During these years, the Spaniards did not often mention Pecos. Fray Francisco de Velasco, a missionary in New Mexico from 1600 to 1607, did report that the Pecos had joined an alliance against the Tewas and other Indians who were aiding and abetting the invaders. "Because those Indians have shown so much friendship for the Spaniards they have lost the good will of the Picurís, Taos, Pecos, Apaches, and Vaqueros, who have formed a league among themselves and with other barbarous nations to exterminate our friends." This would surely happen, Father Velasco told the king, if the Spaniards pulled out of New Mexico. [37]

Exacting Tribute from the Pueblos

As vassals of the Spanish crown, all the Pueblo peoples owed tribute. In the words of the 1573 colonization laws, Indians who rendered obedience "should be persuaded to pay moderate amounts of tribute in local products." The crown reserved the right to collect this revenue only "from principal towns and seaports," a hopeful clause that did not apply on the northern frontier. Tribute from all other native settlements was conceded by the crown to the colonizers themselves. [38]

By the terms of his contract, don Juan de Oñate could reward his followers by granting them so many Indian tributaries. The number, from several entire pueblos to a fraction of one, depended on the colonist's rank and the services he had rendered. In no legal sense did a grant of Indians in encomienda (literally, in trust), good for three lifetimes in succession, imply use of native land or labor, but rather only the collection of tribute in kind as personal income, usually maize and mantas or animal skins.
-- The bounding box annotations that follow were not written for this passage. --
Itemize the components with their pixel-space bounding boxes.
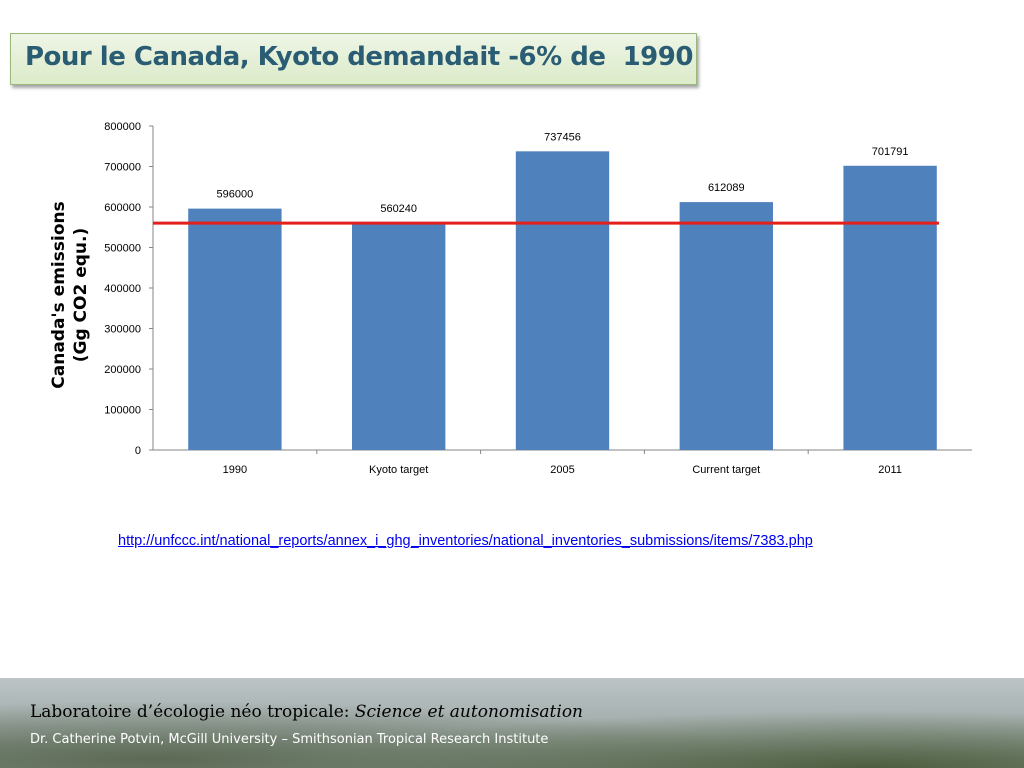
x-tick-label: 2011 bbox=[878, 464, 902, 476]
slide-title-box: Pour le Canada, Kyoto demandait -6% de 1… bbox=[10, 33, 697, 85]
data-label: 737456 bbox=[544, 131, 581, 143]
y-tick-label: 0 bbox=[135, 445, 141, 457]
bar bbox=[679, 202, 773, 450]
y-axis-label-line-2: (Gg CO2 equ.) bbox=[71, 227, 91, 362]
x-tick-label: 2005 bbox=[550, 464, 574, 476]
y-axis-label-line-1: Canada's emissions bbox=[49, 200, 69, 389]
y-axis-label: Canada's emissions (Gg CO2 equ.) bbox=[40, 201, 100, 388]
bar bbox=[352, 223, 446, 450]
y-tick-label: 700000 bbox=[104, 162, 141, 174]
source-link[interactable]: http://unfccc.int/national_reports/annex… bbox=[118, 533, 813, 549]
y-tick-label: 400000 bbox=[104, 283, 141, 295]
x-tick-label: Kyoto target bbox=[369, 464, 428, 476]
bar bbox=[188, 208, 282, 450]
y-tick-label: 600000 bbox=[104, 202, 141, 214]
y-tick-label: 200000 bbox=[104, 364, 141, 376]
y-tick-label: 300000 bbox=[104, 324, 141, 336]
y-tick-label: 800000 bbox=[104, 121, 141, 133]
footer-lab-text: Laboratoire d’écologie néo tropicale: bbox=[30, 702, 355, 722]
slide-title: Pour le Canada, Kyoto demandait -6% de 1… bbox=[25, 42, 693, 72]
data-label: 560240 bbox=[380, 203, 417, 215]
data-label: 701791 bbox=[872, 146, 909, 158]
bar-chart: 0 100000 200000 300000 400000 500000 600000 700… bbox=[104, 121, 972, 476]
y-tick-label: 500000 bbox=[104, 243, 141, 255]
x-tick-label: Current target bbox=[692, 464, 760, 476]
data-label: 596000 bbox=[217, 189, 254, 201]
data-label: 612089 bbox=[708, 182, 745, 194]
footer-banner: Laboratoire d’écologie néo tropicale: Sc… bbox=[0, 678, 1024, 768]
footer-credits: Dr. Catherine Potvin, McGill University … bbox=[30, 732, 549, 747]
footer-lab-italic: Science et autonomisation bbox=[354, 702, 584, 722]
x-tick-label: 1990 bbox=[223, 464, 247, 476]
y-tick-label: 100000 bbox=[104, 405, 141, 417]
bar bbox=[515, 151, 610, 450]
footer-lab-name: Laboratoire d’écologie néo tropicale: Sc… bbox=[30, 702, 583, 722]
bar bbox=[843, 165, 937, 450]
In turn, the encomendero, recipient of an encomienda, swore to answer the governor's call to arms, providing his own horses and weapons, whenever the need arose. He was also required to maintain residence in Santa Fe. Since there were no regular troops in seventeenth-century New Mexico, the encomenderos, whose number was later set by the viceroy at thirty-five, became the core of the local military. As officers, customarily designated captain by the governor, they rode escort, served as guards, and commanded levies of lesser colonists and native auxiliaries in the colony's defense. [39]

bowl pattern
Pattern in a Glaze V bowl. After Kidder, Pottery, II.

To keep from starving, Oñate and his men had collected tribute from the beginning, sometimes by violent means. Just how many pueblos the adelantado committed to individual colonists is not clear. He did commit some. [40] In New Mexico, stark necessity evidently precluded the customary decade of exemption from tribute applied in some new missionary areas, although from time to time, the friars alluded to it. Governor Peralta's instructions contained the standard admonition that when granting encomiendas, he must not prejudice those awarded by his predecessor. And like Oñate, the perplexed Peralta tried to feed his colony by collecting the tribute from pueblos not yet held by individuals.

Potentially, Pecos was the richest encomienda in New Mexico. If Oñate himself did not grant it to some worthy colonist, one of his successors must soon have done so. [41] Abandonment of San Gabriel in favor of Santa Fe during the spring of 1610 brought the Spaniards much nearer to the teeming eastern pueblo. Both the lure of the pueblo-plains trade and the lure of souls aroused their interest. Within a year or two, the Franciscans had established a convento among the Tanos at Galisteo. The arrival of seven friars during the winter of 1616-1617 made possible even greater missionary outreach.

And one of their objectives was Pecos.